Tuesday, August 25, 2015

Affordable Transportation In Times of Hardship

The aftermath of the 2008 stock market crash was very difficult for me. 

I spent 2009 trying to get back on my feet and the first 6 months of 2009 were especially difficult.  I had very little money, no transportation and a mortgage that was going to be foreclosed on.  I had to sell my brand new pickup truck for the loan value losing my down payment and 6 months payments.  I sold my customized pickup truck for a couple thousand dollars.

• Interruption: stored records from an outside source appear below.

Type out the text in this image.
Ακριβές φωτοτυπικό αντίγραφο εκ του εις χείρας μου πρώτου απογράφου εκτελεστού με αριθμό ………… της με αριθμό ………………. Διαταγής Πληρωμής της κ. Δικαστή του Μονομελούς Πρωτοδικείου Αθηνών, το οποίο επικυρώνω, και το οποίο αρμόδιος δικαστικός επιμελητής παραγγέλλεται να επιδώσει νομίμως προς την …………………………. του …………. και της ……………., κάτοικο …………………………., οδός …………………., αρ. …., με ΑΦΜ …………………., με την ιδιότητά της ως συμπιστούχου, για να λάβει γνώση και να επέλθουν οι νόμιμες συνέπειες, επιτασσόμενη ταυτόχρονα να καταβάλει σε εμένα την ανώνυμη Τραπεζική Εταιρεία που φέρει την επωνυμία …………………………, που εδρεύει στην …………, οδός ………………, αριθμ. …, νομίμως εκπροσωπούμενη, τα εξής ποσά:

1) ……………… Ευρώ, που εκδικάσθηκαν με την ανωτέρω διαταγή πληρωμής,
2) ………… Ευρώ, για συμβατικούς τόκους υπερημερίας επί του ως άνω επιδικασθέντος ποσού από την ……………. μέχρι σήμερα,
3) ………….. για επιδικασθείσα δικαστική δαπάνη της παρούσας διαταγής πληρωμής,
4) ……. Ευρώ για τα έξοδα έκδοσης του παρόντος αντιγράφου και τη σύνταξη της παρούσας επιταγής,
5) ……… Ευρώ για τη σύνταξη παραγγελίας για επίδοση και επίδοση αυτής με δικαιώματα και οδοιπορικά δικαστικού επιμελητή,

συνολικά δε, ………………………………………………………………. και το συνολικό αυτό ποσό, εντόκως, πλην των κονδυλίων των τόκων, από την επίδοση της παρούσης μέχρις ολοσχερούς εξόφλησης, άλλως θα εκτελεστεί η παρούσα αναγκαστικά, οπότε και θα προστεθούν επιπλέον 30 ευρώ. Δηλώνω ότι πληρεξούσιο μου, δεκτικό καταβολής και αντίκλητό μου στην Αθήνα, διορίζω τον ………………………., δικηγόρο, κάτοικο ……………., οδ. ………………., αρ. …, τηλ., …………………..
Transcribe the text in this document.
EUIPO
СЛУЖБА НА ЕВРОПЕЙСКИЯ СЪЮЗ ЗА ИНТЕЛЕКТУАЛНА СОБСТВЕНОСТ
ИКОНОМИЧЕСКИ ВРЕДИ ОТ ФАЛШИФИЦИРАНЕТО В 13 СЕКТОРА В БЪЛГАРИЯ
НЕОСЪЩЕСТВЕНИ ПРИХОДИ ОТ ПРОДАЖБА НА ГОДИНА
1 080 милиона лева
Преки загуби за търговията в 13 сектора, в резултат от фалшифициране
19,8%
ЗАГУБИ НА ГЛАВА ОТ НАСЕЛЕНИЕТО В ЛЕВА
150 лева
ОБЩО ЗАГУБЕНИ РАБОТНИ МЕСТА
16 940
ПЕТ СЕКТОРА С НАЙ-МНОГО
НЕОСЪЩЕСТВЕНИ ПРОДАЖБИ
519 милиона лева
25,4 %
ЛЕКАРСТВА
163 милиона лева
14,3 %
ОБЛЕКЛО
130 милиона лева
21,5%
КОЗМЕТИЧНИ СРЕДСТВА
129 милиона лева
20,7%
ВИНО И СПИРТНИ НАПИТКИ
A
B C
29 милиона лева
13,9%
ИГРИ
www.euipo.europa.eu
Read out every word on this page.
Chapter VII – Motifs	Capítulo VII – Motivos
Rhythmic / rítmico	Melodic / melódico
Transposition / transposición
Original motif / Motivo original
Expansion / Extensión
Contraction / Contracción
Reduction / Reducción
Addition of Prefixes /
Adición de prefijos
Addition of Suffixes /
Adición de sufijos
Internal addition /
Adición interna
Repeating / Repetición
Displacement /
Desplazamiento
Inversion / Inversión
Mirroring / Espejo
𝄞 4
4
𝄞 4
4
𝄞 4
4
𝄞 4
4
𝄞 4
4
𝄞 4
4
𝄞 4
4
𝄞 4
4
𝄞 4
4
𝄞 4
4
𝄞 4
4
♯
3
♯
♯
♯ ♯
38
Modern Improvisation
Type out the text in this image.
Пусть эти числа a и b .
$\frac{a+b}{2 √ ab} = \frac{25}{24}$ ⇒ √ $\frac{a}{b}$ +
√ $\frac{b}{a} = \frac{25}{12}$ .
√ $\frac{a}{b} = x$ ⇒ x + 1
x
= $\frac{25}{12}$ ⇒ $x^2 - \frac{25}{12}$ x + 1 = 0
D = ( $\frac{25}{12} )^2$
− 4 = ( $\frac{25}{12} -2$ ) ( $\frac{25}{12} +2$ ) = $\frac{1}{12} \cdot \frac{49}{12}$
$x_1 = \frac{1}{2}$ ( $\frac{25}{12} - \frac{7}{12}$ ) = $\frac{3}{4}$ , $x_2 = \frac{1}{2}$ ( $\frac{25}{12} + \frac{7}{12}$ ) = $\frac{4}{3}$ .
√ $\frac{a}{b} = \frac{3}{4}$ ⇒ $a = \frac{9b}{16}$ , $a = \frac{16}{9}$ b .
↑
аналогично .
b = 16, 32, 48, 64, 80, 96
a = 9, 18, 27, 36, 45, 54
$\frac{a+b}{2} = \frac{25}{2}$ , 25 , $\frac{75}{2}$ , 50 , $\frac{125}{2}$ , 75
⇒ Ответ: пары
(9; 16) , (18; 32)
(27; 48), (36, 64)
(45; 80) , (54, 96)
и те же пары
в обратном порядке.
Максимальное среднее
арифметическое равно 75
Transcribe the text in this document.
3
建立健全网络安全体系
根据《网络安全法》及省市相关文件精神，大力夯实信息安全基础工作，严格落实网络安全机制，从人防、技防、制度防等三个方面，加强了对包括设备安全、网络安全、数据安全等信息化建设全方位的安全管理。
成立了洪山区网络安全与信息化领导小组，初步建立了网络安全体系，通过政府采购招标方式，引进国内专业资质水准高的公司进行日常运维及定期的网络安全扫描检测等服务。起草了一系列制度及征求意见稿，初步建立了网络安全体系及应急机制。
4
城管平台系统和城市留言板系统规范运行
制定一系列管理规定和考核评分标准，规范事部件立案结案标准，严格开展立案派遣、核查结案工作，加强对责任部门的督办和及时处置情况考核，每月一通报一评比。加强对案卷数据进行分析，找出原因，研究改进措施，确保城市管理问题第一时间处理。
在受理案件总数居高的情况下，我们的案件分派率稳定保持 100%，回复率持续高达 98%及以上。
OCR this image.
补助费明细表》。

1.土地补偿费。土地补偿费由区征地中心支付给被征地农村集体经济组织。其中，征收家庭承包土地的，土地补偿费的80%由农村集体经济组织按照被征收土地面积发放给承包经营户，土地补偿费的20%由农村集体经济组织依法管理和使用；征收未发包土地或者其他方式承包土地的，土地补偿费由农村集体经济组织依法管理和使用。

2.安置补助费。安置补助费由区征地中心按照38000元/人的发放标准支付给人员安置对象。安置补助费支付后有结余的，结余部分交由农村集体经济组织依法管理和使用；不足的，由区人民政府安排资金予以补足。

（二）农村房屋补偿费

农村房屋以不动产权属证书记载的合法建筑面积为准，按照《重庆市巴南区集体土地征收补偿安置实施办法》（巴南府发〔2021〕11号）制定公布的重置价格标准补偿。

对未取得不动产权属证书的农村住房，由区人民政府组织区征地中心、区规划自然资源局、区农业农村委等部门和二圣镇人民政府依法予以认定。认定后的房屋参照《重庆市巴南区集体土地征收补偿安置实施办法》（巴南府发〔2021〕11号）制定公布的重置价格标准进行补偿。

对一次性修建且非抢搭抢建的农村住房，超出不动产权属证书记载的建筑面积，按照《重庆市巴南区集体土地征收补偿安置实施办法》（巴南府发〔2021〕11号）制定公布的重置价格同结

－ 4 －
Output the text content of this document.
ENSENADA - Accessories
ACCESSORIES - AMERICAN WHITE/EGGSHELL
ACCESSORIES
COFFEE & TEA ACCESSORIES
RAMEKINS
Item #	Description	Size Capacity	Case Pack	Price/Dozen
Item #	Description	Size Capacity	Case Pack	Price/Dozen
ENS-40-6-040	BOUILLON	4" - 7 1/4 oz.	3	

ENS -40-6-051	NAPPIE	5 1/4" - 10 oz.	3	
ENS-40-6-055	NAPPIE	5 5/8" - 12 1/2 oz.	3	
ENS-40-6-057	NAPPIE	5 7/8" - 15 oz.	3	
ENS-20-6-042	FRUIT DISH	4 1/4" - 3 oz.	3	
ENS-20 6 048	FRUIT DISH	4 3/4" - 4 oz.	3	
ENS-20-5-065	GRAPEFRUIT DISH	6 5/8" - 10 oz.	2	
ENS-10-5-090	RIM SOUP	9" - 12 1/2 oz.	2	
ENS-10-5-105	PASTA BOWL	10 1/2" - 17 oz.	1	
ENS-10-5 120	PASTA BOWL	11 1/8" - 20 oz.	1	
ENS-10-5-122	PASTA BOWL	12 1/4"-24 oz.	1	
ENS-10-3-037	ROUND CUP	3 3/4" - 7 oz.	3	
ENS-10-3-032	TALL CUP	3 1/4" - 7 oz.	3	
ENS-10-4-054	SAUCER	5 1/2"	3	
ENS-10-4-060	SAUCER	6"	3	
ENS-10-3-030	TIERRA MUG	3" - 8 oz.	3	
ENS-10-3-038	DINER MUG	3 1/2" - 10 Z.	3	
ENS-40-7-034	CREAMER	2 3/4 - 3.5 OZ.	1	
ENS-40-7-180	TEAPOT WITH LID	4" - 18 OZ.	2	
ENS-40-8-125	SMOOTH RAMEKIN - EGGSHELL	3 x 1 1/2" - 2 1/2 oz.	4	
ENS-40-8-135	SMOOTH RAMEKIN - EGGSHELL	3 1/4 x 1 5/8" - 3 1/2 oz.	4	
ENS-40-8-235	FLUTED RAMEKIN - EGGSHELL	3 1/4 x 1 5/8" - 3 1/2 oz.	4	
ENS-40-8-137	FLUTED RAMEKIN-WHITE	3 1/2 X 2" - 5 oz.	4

All in the desperate attempt to keep food on the table.

Needless to say I had to be very creative in my transportation means to get around and earn.

Around month 3 of my purgatory, I encountered a teen who had a motorized bicycle. 

I had never saw such a thing before.  However he demonstrated it and it was absolutely brilliant. 

Here was a motorized bike, basically a cheap DIY motorcycle that would get me around and not needing insurance or registration the perfect stealth off the gird vehicle.

So I scraped up a couple hundred dollars and built one.

I found a Diamondback beach cruiser that was on sale and got the motor kit.

I put it together and found that it had issues.

One really needs the dedicated rear wheel and sprocket combo from the kit sellers, and one needs to fabricate a really strong motor mount.  The fuel lines also are cheap and need a real hose from the auto parts store.

However once that was worked out.  I started using it every day. 

I was amazed that I could keep up with city traffic, and that I could either go all out balls to the wall noisy engine, or stealth mode on bike trails at just above engine idle speed.

If you loaf along at 20-25mph on it, you will get the promised 150mpg. 


I was also able to use public bike trails and sidewalks without undue notice from the authorities.  Many times I passed police officers riding in their cars and coasted past them without them giving me a second glance.  Never mind that I was doing 20mph or so and not pedaling. 

I also discovered that there were many many bike trails in the Midwestern state I was at.  I was able to take long trips of 300 miles in the space of 14 hours or so.  Traveling on what are former rail lines converted into bike/snowmobile routes, I passed thru most of the state hardly seeing another person except when crossing highways. 

The fuel tanks on these machines are small, so you will need to pack along extra fuel.  I found that the cheap aluminum water bottles (clearly marked) were prefect for refueling and transporting fuel. 


I had the 80cc engine on mine.  Even though most states regulate and have a 49cc rule, I found that in all practicality no one ever checked.  However should one fear being checked by the .gov for having the larger engine, the engine displacement on mine was printed on a paper sticker and easily removed. 


1 comment:

cryptical said...

Sounds like there might be a market for building out the bikes and selling them, or producing kits with the extra parts (brackets, hoses) needed for the semi-DIY folks.